Все пираты были свидетелями его слабости, его унижений, его болезни. В живых не должен остаться ни один. Это нарушило бы его план, созревший в Милетах: позорная сплетня о его поездке к Никомеду перестанет ползти и шипеть, если он даст всем другую новость.
Наконец очередь дошла до Пастуха. Тот не выл, не кричал, не проклинал, не заискивал. Просто смотрел тяжелым, потухшим взглядом, ожидая своей очереди. Несколько мгновений Цезарь думал о том, не помиловать ли этого человеа, ведь он – его спас. Но этот человек тоже видел его слабым и униженным.
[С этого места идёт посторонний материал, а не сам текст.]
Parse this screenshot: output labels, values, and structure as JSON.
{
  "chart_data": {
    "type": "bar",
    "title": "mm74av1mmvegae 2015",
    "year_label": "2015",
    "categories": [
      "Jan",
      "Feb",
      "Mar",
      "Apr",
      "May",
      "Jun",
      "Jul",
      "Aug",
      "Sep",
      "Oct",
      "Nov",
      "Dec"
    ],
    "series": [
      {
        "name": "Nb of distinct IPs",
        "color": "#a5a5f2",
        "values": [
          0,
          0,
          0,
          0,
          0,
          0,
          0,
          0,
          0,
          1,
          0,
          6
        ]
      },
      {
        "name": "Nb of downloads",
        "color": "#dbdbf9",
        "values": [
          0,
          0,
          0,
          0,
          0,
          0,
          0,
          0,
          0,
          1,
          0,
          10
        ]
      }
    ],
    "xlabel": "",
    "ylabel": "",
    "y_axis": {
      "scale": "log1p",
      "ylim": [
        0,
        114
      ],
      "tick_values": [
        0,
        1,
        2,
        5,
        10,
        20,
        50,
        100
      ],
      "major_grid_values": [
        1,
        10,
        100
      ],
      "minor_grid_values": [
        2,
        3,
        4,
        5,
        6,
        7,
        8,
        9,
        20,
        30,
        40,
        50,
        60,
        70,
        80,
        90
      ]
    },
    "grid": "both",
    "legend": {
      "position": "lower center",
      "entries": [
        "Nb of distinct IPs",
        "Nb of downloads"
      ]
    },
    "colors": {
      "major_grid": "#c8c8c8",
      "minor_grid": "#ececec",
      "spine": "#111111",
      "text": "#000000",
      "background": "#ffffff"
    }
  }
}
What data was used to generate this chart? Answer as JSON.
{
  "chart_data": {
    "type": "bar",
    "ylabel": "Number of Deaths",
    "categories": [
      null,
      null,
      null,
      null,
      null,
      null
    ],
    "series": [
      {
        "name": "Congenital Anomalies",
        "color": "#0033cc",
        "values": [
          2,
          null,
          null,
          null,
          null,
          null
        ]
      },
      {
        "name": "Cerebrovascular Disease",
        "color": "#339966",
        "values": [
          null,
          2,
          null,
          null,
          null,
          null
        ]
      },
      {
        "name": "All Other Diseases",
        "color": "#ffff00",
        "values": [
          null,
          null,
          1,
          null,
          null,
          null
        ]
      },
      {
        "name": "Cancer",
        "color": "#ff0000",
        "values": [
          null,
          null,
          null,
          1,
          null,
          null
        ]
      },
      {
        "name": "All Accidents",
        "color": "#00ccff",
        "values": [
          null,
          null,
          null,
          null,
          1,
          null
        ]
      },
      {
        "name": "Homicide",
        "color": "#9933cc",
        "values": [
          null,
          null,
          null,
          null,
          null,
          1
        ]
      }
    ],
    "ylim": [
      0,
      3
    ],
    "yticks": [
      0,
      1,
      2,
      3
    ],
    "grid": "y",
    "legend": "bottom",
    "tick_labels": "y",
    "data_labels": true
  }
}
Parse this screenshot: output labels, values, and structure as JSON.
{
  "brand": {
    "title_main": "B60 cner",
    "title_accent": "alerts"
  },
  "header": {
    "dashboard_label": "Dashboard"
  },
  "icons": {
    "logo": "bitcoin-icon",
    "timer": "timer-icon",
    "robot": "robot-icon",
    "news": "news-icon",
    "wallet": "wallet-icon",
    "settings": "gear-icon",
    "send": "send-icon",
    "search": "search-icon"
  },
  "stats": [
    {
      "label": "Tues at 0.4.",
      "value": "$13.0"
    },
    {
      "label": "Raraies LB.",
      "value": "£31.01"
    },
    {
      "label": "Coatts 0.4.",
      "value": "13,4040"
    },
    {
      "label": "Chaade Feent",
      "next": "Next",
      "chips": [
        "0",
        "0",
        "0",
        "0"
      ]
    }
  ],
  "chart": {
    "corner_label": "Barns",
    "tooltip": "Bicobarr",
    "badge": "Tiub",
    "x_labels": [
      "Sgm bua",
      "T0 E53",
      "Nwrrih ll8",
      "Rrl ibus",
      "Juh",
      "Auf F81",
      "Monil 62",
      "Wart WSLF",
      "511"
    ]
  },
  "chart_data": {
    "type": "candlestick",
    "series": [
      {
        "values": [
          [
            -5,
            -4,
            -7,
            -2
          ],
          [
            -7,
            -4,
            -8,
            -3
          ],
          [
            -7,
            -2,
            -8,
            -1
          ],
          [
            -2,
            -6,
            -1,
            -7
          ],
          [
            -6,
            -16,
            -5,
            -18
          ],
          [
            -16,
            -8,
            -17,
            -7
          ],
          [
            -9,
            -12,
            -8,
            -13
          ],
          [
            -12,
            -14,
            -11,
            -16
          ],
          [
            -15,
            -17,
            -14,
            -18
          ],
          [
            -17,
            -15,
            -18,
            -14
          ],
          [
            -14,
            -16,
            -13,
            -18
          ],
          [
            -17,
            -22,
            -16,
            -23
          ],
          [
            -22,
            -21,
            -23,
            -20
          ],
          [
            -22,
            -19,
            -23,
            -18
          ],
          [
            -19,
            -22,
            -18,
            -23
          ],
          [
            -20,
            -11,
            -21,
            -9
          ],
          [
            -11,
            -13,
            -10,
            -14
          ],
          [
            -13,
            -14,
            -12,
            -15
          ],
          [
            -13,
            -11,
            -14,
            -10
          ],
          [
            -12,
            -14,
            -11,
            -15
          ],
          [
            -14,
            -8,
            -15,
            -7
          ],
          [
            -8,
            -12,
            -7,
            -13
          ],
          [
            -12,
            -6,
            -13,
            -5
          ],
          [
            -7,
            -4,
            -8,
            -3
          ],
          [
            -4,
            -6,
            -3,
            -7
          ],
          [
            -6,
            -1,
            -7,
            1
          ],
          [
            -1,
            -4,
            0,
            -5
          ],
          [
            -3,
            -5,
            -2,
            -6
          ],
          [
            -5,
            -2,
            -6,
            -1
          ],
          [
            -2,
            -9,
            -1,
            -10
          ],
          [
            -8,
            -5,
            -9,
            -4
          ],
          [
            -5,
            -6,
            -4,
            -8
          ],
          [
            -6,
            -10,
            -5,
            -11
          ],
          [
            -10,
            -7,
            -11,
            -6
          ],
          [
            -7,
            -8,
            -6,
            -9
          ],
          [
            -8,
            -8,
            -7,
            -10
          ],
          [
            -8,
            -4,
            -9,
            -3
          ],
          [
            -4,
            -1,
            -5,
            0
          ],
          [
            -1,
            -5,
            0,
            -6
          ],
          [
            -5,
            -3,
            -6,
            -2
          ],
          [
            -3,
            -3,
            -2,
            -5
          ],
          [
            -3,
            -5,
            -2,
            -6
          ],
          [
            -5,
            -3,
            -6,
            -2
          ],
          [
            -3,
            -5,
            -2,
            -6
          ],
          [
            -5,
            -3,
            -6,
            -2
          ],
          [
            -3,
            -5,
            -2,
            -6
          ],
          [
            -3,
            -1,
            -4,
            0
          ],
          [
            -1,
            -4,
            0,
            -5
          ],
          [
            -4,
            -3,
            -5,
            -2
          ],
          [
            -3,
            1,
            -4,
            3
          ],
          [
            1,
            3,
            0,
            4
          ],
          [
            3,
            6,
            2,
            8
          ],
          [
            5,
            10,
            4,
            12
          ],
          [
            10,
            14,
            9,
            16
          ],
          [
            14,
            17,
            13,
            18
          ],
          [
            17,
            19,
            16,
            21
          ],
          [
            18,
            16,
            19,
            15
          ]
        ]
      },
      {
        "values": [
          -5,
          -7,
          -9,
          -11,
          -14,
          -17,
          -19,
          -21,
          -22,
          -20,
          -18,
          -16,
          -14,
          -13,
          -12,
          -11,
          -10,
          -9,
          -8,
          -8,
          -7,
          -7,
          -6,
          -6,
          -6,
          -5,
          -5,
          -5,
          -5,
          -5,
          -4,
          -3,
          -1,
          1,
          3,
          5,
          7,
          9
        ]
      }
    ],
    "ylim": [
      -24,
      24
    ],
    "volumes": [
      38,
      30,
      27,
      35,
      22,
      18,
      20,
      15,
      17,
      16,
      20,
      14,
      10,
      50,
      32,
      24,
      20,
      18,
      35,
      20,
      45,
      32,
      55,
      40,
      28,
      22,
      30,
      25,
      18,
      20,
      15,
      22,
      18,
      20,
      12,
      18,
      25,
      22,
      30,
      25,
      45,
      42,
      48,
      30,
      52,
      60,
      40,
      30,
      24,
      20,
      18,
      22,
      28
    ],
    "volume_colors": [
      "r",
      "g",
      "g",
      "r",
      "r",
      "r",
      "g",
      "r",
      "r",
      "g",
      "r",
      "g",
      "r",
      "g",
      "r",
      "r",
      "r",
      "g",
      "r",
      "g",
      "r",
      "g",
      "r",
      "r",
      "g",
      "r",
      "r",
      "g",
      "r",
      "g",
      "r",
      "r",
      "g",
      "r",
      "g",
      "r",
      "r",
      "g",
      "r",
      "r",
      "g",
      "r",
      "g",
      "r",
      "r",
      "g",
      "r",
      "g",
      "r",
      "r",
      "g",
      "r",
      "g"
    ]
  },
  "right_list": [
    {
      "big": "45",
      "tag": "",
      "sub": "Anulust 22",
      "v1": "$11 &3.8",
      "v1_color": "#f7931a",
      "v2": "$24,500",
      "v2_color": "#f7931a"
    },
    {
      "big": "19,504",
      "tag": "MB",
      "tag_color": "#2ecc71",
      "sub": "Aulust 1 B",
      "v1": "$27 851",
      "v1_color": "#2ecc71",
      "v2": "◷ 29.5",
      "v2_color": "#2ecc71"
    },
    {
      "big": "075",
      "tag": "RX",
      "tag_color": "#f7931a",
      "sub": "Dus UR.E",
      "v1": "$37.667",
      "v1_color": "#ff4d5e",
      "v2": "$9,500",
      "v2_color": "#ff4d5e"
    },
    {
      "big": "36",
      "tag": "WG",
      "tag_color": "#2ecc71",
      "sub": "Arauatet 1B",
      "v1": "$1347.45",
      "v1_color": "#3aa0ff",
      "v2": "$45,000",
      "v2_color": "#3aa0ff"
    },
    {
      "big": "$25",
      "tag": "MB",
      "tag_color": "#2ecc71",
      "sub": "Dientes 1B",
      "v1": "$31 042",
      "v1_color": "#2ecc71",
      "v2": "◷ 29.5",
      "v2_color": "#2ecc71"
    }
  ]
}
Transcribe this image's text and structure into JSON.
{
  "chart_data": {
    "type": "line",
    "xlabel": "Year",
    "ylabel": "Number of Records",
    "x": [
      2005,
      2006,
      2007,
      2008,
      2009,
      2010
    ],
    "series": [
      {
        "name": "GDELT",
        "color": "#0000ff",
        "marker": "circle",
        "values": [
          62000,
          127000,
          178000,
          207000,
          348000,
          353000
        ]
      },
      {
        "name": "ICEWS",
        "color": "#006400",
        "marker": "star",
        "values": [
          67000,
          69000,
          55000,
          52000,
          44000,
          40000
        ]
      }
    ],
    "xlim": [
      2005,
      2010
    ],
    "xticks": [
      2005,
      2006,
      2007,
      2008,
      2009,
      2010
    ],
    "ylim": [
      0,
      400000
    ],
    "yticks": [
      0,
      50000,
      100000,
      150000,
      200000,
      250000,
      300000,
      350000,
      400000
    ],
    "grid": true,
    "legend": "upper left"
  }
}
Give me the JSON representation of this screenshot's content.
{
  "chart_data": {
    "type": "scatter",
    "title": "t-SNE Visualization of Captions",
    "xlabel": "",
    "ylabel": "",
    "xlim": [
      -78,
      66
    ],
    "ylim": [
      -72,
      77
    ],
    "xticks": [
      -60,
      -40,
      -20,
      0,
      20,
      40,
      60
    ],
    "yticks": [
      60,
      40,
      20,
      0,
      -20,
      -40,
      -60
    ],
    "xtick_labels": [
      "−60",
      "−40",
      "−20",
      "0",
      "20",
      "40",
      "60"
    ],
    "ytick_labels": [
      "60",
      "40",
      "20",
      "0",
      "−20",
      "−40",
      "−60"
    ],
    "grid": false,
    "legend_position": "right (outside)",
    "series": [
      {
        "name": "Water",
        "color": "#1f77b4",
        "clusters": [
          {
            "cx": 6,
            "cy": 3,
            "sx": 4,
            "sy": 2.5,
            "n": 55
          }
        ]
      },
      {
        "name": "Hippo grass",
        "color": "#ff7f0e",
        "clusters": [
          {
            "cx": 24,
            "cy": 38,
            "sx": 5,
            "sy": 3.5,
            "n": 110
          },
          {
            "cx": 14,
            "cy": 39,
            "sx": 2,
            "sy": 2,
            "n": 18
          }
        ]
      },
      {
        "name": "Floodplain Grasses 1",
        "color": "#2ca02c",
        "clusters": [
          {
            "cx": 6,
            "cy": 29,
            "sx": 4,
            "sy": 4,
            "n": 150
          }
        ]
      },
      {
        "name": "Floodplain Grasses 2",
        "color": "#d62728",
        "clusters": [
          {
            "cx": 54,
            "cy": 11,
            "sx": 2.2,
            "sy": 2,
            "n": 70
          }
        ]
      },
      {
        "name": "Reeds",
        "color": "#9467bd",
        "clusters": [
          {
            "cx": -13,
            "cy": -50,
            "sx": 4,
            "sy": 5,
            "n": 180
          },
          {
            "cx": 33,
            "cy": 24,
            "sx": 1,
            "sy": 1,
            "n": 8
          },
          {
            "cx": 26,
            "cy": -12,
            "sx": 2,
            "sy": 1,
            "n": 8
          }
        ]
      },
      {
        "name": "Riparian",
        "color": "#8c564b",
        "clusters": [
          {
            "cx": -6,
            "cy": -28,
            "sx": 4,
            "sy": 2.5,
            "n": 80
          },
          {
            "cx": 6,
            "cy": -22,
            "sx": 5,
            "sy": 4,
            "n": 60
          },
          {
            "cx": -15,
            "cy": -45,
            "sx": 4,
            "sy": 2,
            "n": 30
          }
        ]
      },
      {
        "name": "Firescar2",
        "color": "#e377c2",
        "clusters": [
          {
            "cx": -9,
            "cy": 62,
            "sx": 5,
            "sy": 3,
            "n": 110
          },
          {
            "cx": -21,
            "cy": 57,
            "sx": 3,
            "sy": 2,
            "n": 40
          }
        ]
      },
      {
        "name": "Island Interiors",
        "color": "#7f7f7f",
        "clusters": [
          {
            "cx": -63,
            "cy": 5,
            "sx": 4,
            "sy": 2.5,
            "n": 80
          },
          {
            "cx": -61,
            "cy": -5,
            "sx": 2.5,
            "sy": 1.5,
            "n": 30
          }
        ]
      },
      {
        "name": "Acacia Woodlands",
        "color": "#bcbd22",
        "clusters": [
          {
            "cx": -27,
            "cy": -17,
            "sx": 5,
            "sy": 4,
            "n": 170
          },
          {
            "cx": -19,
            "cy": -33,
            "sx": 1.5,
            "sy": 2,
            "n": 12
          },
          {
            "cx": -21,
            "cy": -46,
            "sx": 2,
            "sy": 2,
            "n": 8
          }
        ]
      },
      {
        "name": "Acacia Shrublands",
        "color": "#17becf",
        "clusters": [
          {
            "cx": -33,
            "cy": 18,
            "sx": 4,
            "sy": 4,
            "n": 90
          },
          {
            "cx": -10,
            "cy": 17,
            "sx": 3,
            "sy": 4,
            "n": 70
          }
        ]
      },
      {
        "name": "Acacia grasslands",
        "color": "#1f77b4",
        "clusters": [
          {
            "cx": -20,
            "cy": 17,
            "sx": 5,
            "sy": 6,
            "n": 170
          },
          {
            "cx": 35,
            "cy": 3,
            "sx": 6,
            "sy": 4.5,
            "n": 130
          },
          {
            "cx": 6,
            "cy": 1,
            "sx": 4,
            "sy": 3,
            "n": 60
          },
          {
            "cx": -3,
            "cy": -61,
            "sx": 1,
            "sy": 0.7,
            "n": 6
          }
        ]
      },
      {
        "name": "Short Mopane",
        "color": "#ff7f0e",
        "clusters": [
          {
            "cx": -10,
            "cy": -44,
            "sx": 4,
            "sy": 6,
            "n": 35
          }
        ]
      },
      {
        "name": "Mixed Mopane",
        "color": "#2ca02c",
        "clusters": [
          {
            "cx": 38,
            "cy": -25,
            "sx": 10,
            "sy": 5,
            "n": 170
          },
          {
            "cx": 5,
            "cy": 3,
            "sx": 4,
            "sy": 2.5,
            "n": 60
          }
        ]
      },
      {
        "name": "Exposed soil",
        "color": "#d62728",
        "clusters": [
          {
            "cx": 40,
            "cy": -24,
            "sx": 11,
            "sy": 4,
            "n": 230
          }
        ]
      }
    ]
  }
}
Юлий колебался целое мгновение, и оно показалось ему вечностью. Милетцы переглядывались нетерпеливо.
– Я решил помиловать тебя, – сказал наконец киликийцу Цезарь. – Развяжите его.
Пастух опустился на землю, словно у него ослабели колени, закрыл лицо руками, и заплакал, и забормотал что-то на своем языке. Цезарь возвышался над ним и старался выглядеть соответственно моменту: стоял немного неестественно, выпятив грудь, положив ладонь на рукоять нового, подаренного губернатором гладиуса[58]. В мозгу пронеслось упоительное: Гай Юлий Цезарь принимает благодарность помилованного врага. Сцена, достойная Гомера! Отмщение пиратам не вызвало в нем столь же острого, сладостного чувства, а вот подаренная кому-то жизнь – тут он впервые понял – абсолютно равняет тебя с богами!
К сожалению, эта приятная сцена длилась совсем недолго.
Армянин резко поднял заросшее черной щетиной, залитое слезами лицо. Его голос был прерывист и хрипл:
– Я оплакиваю себя, римлянин! Ты ничего не понял…
И молниеносно, прежде чем кто-либо успел что-то понять, выхватил из своего киликийского сапога пастуший нож и вогнал лезвие себе в горло.
Цезарь больше не чувствовал себя сродни богам. Ему словно дали пощечину – хлесткую, унизительную. Плевать хотел этот варвар на его помилование! Да еще – при всех!
Труп Пастуха бросили на берегу, у самой кромки воды.
Милетские галеры быстро отошли от острова. Вслед им неслись вой и вопли умирающих, и дикие вскрики чаек, словно и они были распяты, и блеяние брошенных овец и коз. Прочь! Но Цезарь заставил себя стоять на корме и смотреть и слушать, пока проклятый остров с мачтами его проклятых кораблей не истаял вдали. Чтобы вот так же он истаял и в его памяти.
На обеде у губернатора в Милетах он единственный раз в своей жизни, незаметно для себя очень сильно напился. И, кажется, наговорил много лишнего. А впрочем, он не помнил.
Рабу Аристофану он дал свободу, но тот не пожелал оставлять своего господина, и вместе они добрались наконец до Родоса, где Цезарь на занятые в Милете под долговую расписку деньги осуществил свою давнюю мечту – совершенствоваться в ораторском искусстве у знаменитого Аполлония Мол о.
Цезарь позвал раба – заменить чадившие светильники. Тот бесшумно выполнял приказ, а он думал… За эти годы он завоевал огромную свирепую Галлию, в его войнах пали миллионы варваров и сограждан! Он, наверняка, избран, это боги дали ему в руки право распоряжаться сотнями тысяч судеб, это они возвысили его над смертными. Но Цезарь сам не понимал, почему он сейчас, в ночь мартовских ид, накануне решающего, назначенного им заседания Сената, которое определит все будущее Рима, вспоминает не о своих великолепных триумфах, а о том последнем тяжелом взгляде киликийца и вообще о проклятом острове. Где единственный раз в жизни он был рабом, но зато и впервые в жизни ненадолго ощутил себя богом: в руках его впервые оказалась власть – дать чьей-то жизни продолжиться или же прекратить ее.